Are public schools suffering from a “time-out” mentality?

A growing number of school officials believe so, as a trend known as restorative justice picks up momentum.

The case of Ahmed Mohamed illustrates the issue.

Ahmed was the 14-year-old Texas boy whose teacher mistook his homemade clock for a possible bomb. The school notified police, who arrested Ahmed. The incident sparked widespread ridicule of school officials and accusations that Islamophobia may have played a part.

Amid the uproar, Ahmed got an invitation to attend an astronomy night at the White House. But he also got an automatic three-day suspension — essentially a “time-out” — under his school district’s zero-tolerance disciplinary policy. Even though Ahmed clearly intended nothing malicious or even mischievous, he was given the suspension with no appeal.

That’s not only unjust; it’s also a lesson about injustice, teaching Ahmed and other students — predominantly minority students — to distrust authorities who give them no opportunity to explain themselves or offer a defense.

A growing number of educators recognize this flaw in school discipline and are working toward a remedy.
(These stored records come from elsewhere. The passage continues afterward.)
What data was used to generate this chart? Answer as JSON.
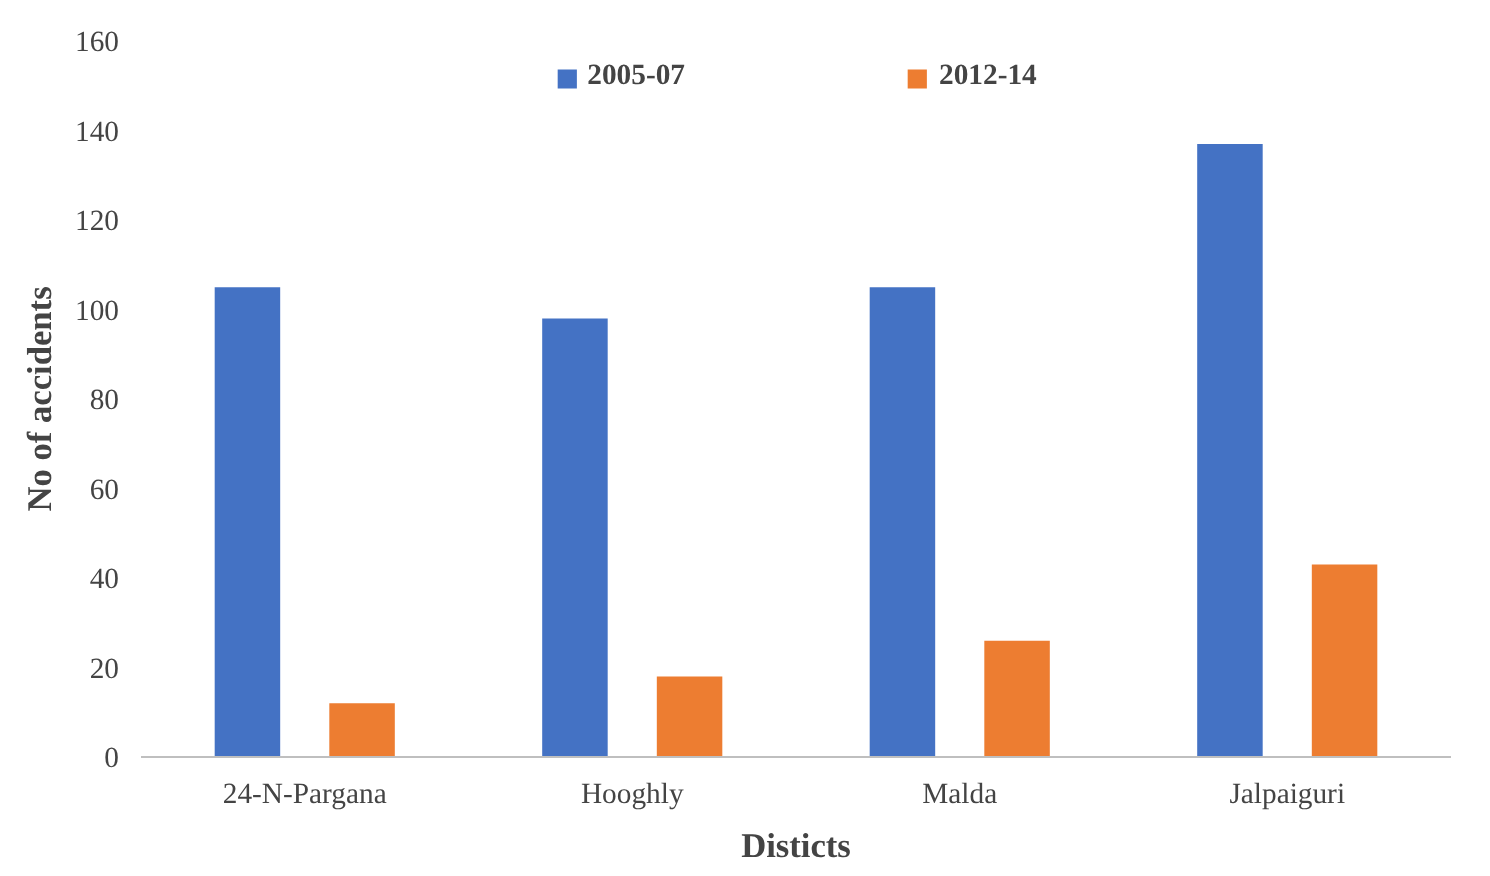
{
  "chart_data": {
    "type": "bar",
    "xlabel": "Disticts",
    "ylabel": "No of accidents",
    "categories": [
      "24-N-Pargana",
      "Hooghly",
      "Malda",
      "Jalpaiguri"
    ],
    "series": [
      {
        "name": "2005-07",
        "color": "#4472c4",
        "values": [
          105,
          98,
          105,
          137
        ]
      },
      {
        "name": "2012-14",
        "color": "#ed7d31",
        "values": [
          12,
          18,
          26,
          43
        ]
      }
    ],
    "ylim": [
      0,
      160
    ],
    "yticks": [
      0,
      20,
      40,
      60,
      80,
      100,
      120,
      140,
      160
    ],
    "grid": false,
    "legend": "top"
  }
}
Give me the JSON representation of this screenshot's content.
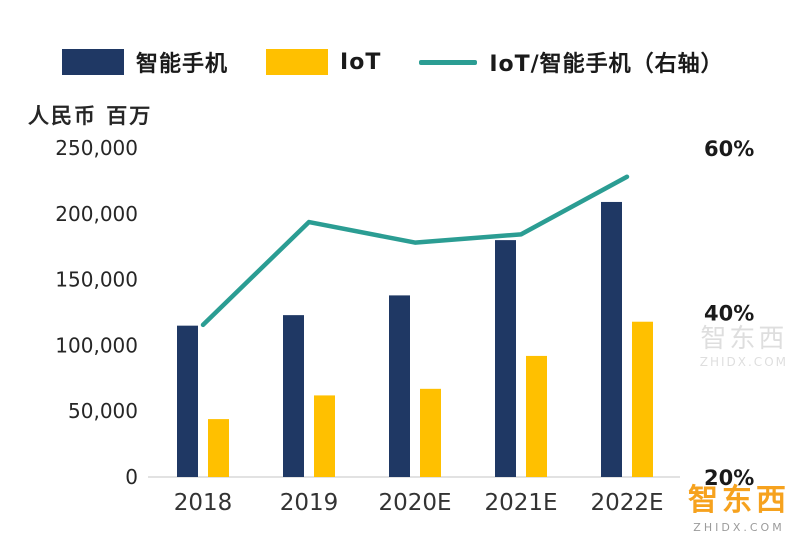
{
  "chart_data": {
    "type": "bar+line",
    "categories": [
      "2018",
      "2019",
      "2020E",
      "2021E",
      "2022E"
    ],
    "series": [
      {
        "name": "智能手机",
        "type": "bar",
        "color": "#1F3864",
        "axis": "left",
        "values": [
          115000,
          123000,
          138000,
          180000,
          209000
        ]
      },
      {
        "name": "IoT",
        "type": "bar",
        "color": "#FFC000",
        "axis": "left",
        "values": [
          44000,
          62000,
          67000,
          92000,
          118000
        ]
      },
      {
        "name": "IoT/智能手机（右轴）",
        "type": "line",
        "color": "#2B9D93",
        "axis": "right",
        "values": [
          38.5,
          51.0,
          48.5,
          49.5,
          56.5
        ]
      }
    ],
    "left_axis": {
      "label": "人民币 百万",
      "min": 0,
      "max": 250000,
      "ticks": [
        0,
        50000,
        100000,
        150000,
        200000,
        250000
      ],
      "tick_labels": [
        "0",
        "50,000",
        "100,000",
        "150,000",
        "200,000",
        "250,000"
      ]
    },
    "right_axis": {
      "min": 20,
      "max": 60,
      "ticks": [
        20,
        40,
        60
      ],
      "tick_labels": [
        "20%",
        "40%",
        "60%"
      ]
    },
    "grid": "off",
    "legend_position": "top"
  },
  "watermarks": {
    "faint": {
      "text": "智东西",
      "subtext": "ZHIDX.COM"
    },
    "logo": {
      "text": "智东西",
      "subtext": "ZHIDX.COM",
      "color": "#F6A21E"
    }
  }
}
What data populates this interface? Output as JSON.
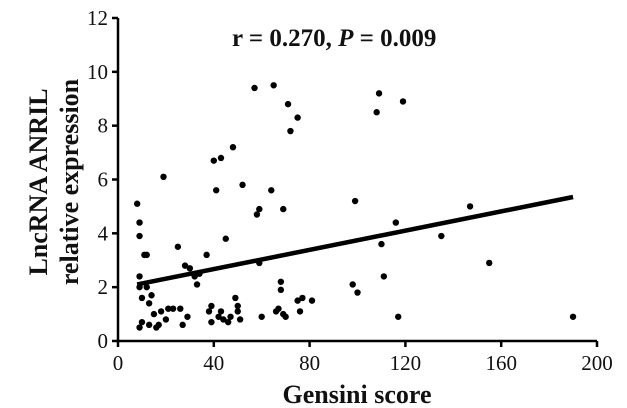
{
  "chart_data": {
    "type": "scatter",
    "annotation": {
      "r_text": "r = 0.270, ",
      "p_symbol": "P",
      "p_text": " = 0.009"
    },
    "xlabel": "Gensini score",
    "ylabel_lines": [
      "LncRNA ANRIL",
      "relative expression"
    ],
    "xlim": [
      0,
      200
    ],
    "ylim": [
      0,
      12
    ],
    "xticks": [
      0,
      40,
      80,
      120,
      160,
      200
    ],
    "yticks": [
      0,
      2,
      4,
      6,
      8,
      10,
      12
    ],
    "grid": false,
    "legend": "none",
    "point_color": "#000000",
    "line_color": "#000000",
    "points": [
      [
        8,
        5.1
      ],
      [
        9,
        4.4
      ],
      [
        9,
        3.9
      ],
      [
        9,
        2.4
      ],
      [
        9,
        2.0
      ],
      [
        9,
        0.5
      ],
      [
        10,
        1.6
      ],
      [
        10,
        0.7
      ],
      [
        11,
        3.2
      ],
      [
        12,
        3.2
      ],
      [
        12,
        2.0
      ],
      [
        13,
        1.4
      ],
      [
        13,
        0.6
      ],
      [
        14,
        1.7
      ],
      [
        15,
        1.0
      ],
      [
        16,
        0.5
      ],
      [
        17,
        0.6
      ],
      [
        18,
        1.1
      ],
      [
        19,
        6.1
      ],
      [
        20,
        0.8
      ],
      [
        21,
        1.2
      ],
      [
        23,
        1.2
      ],
      [
        25,
        3.5
      ],
      [
        26,
        1.2
      ],
      [
        27,
        0.6
      ],
      [
        28,
        2.8
      ],
      [
        29,
        0.9
      ],
      [
        30,
        2.7
      ],
      [
        32,
        2.4
      ],
      [
        33,
        2.1
      ],
      [
        34,
        2.5
      ],
      [
        37,
        3.2
      ],
      [
        38,
        1.1
      ],
      [
        39,
        1.3
      ],
      [
        39,
        0.7
      ],
      [
        40,
        6.7
      ],
      [
        41,
        5.6
      ],
      [
        42,
        0.9
      ],
      [
        43,
        6.8
      ],
      [
        43,
        1.1
      ],
      [
        44,
        0.8
      ],
      [
        45,
        3.8
      ],
      [
        46,
        0.7
      ],
      [
        47,
        0.9
      ],
      [
        48,
        7.2
      ],
      [
        49,
        1.6
      ],
      [
        50,
        1.3
      ],
      [
        50,
        1.1
      ],
      [
        51,
        0.8
      ],
      [
        52,
        5.8
      ],
      [
        57,
        9.4
      ],
      [
        58,
        4.7
      ],
      [
        59,
        4.9
      ],
      [
        59,
        2.9
      ],
      [
        60,
        0.9
      ],
      [
        64,
        5.6
      ],
      [
        65,
        9.5
      ],
      [
        66,
        1.1
      ],
      [
        67,
        1.2
      ],
      [
        68,
        2.2
      ],
      [
        68,
        1.9
      ],
      [
        69,
        4.9
      ],
      [
        69,
        1.0
      ],
      [
        70,
        0.9
      ],
      [
        71,
        8.8
      ],
      [
        72,
        7.8
      ],
      [
        75,
        8.3
      ],
      [
        75,
        1.5
      ],
      [
        76,
        1.1
      ],
      [
        77,
        1.6
      ],
      [
        81,
        1.5
      ],
      [
        98,
        2.1
      ],
      [
        99,
        5.2
      ],
      [
        100,
        1.8
      ],
      [
        108,
        8.5
      ],
      [
        109,
        9.2
      ],
      [
        110,
        3.6
      ],
      [
        111,
        2.4
      ],
      [
        116,
        4.4
      ],
      [
        117,
        0.9
      ],
      [
        119,
        8.9
      ],
      [
        135,
        3.9
      ],
      [
        147,
        5.0
      ],
      [
        155,
        2.9
      ],
      [
        190,
        0.9
      ]
    ],
    "regression_line": {
      "x": [
        8,
        190
      ],
      "y": [
        2.1,
        5.35
      ]
    }
  }
}
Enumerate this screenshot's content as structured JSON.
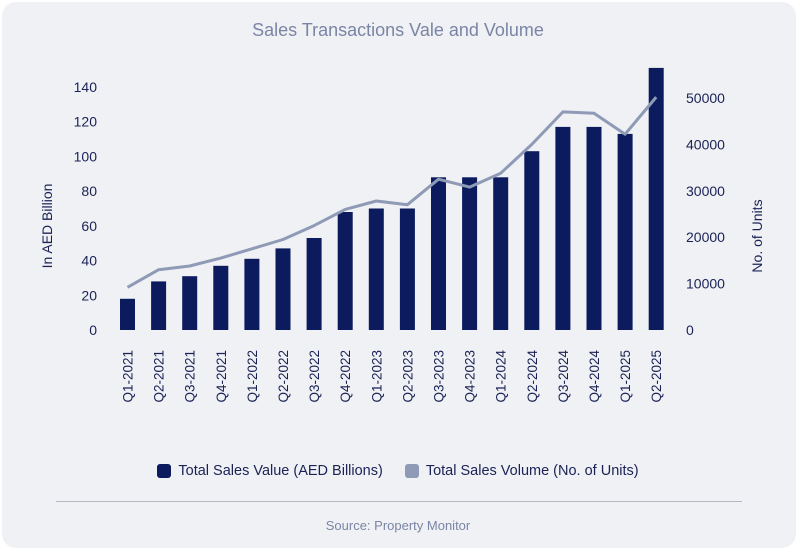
{
  "colors": {
    "bar": "#0b1b5e",
    "line": "#8e9ab6",
    "text": "#1a2256",
    "title": "#7a85a6"
  },
  "title": "Sales Transactions Vale and Volume",
  "source": "Source: Property Monitor",
  "chart_data": {
    "type": "bar",
    "title": "Sales Transactions Vale and Volume",
    "categories": [
      "Q1-2021",
      "Q2-2021",
      "Q3-2021",
      "Q4-2021",
      "Q1-2022",
      "Q2-2022",
      "Q3-2022",
      "Q4-2022",
      "Q1-2023",
      "Q2-2023",
      "Q3-2023",
      "Q4-2023",
      "Q1-2024",
      "Q2-2024",
      "Q3-2024",
      "Q4-2024",
      "Q1-2025",
      "Q2-2025"
    ],
    "ylabel": "In AED Billion",
    "ylabel_right": "No. of Units",
    "ylim": [
      0,
      150
    ],
    "yticks": [
      0,
      20,
      40,
      60,
      80,
      100,
      120,
      140
    ],
    "ylim_right": [
      0,
      56000
    ],
    "yticks_right": [
      0,
      10000,
      20000,
      30000,
      40000,
      50000
    ],
    "legend_position": "bottom",
    "series": [
      {
        "name": "Total Sales Value (AED Billions)",
        "type": "bar",
        "axis": "left",
        "values": [
          18,
          28,
          31,
          37,
          41,
          47,
          53,
          68,
          70,
          70,
          88,
          88,
          88,
          103,
          117,
          117,
          113,
          151
        ]
      },
      {
        "name": "Total Sales Volume (No. of Units)",
        "type": "line",
        "axis": "right",
        "values": [
          9200,
          13000,
          13800,
          15500,
          17500,
          19500,
          22500,
          26000,
          27800,
          27000,
          32500,
          30800,
          33800,
          40000,
          47000,
          46700,
          42200,
          50200
        ]
      }
    ]
  }
}
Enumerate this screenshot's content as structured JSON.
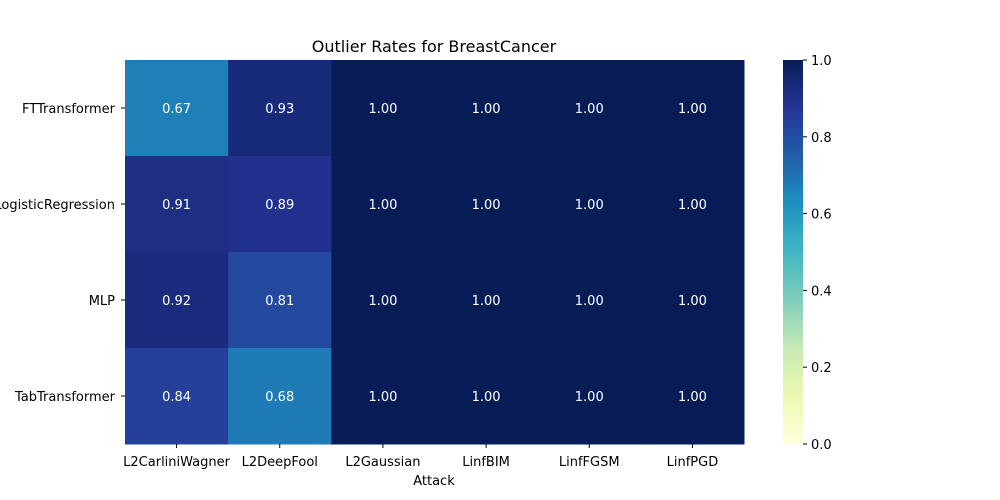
{
  "chart_data": {
    "type": "heatmap",
    "title": "Outlier Rates for BreastCancer",
    "xlabel": "Attack",
    "ylabel": "",
    "x_categories": [
      "L2CarliniWagner",
      "L2DeepFool",
      "L2Gaussian",
      "LinfBIM",
      "LinfFGSM",
      "LinfPGD"
    ],
    "y_categories": [
      "FTTransformer",
      "LogisticRegression",
      "MLP",
      "TabTransformer"
    ],
    "values": [
      [
        0.67,
        0.93,
        1.0,
        1.0,
        1.0,
        1.0
      ],
      [
        0.91,
        0.89,
        1.0,
        1.0,
        1.0,
        1.0
      ],
      [
        0.92,
        0.81,
        1.0,
        1.0,
        1.0,
        1.0
      ],
      [
        0.84,
        0.68,
        1.0,
        1.0,
        1.0,
        1.0
      ]
    ],
    "value_format": "2 decimals",
    "colormap": "YlGnBu",
    "colorbar": {
      "range": [
        0,
        1
      ],
      "ticks": [
        "0.0",
        "0.2",
        "0.4",
        "0.6",
        "0.8",
        "1.0"
      ]
    },
    "colors": {
      "low": "#ffffd9",
      "high": "#081d58",
      "light_text": "#ffffff",
      "dark_text": "#000000"
    }
  }
}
Many districts, including some of the nation’s largest, have been softening their approach, foregoing automatic suspensions, expulsions and calls to the police for one-on-one counseling and less severe forms of punishment, according to an Associated Press report published Monday.

School districts in New York, Los Angeles and Denver, among others, have adopted restorative justice policies while moving away from policies that relied heavily on suspensions. State governments have also been taking action: This year, Connecticut limited out-of-school suspensions and expulsions for students up through the second grade, Texas decriminalized truancy, and Oregon limited when suspensions and expulsions can be applied to students up through the fifth grade.

Last year, the Obama administration asked schools to abandon policies that send students to court, issuing guidelines to encourage the training of school personnel in conflict resolution.

The idea is to turn discipline problems into teachable moments.

Denver Public Schools started implementing a restorative discipline program in 2008 after the grassroots group Padres & Jovenes Unidos pointed out that suspensions were being disproportionately used to punish minority students. Since then, suspensions have dropped by about two-thirds.

Schools in other states report similar declines. Three years after starting a restorative discipline program at Ed White Middle School in San Antonio, Principal Philip Carney said out-of-school suspensions have dropped 72 percent.

“We even got to the point where students are handling their own conflicts,” Carney added, “with us just observing and setting up the process.”

Carney’s school appears to have achieved what might be a realistic objective for all public schools — a peer-review process that emulates our court system. It makes sense that the best way to learn about our system of justice, and to instill faith in our system, is to practice it.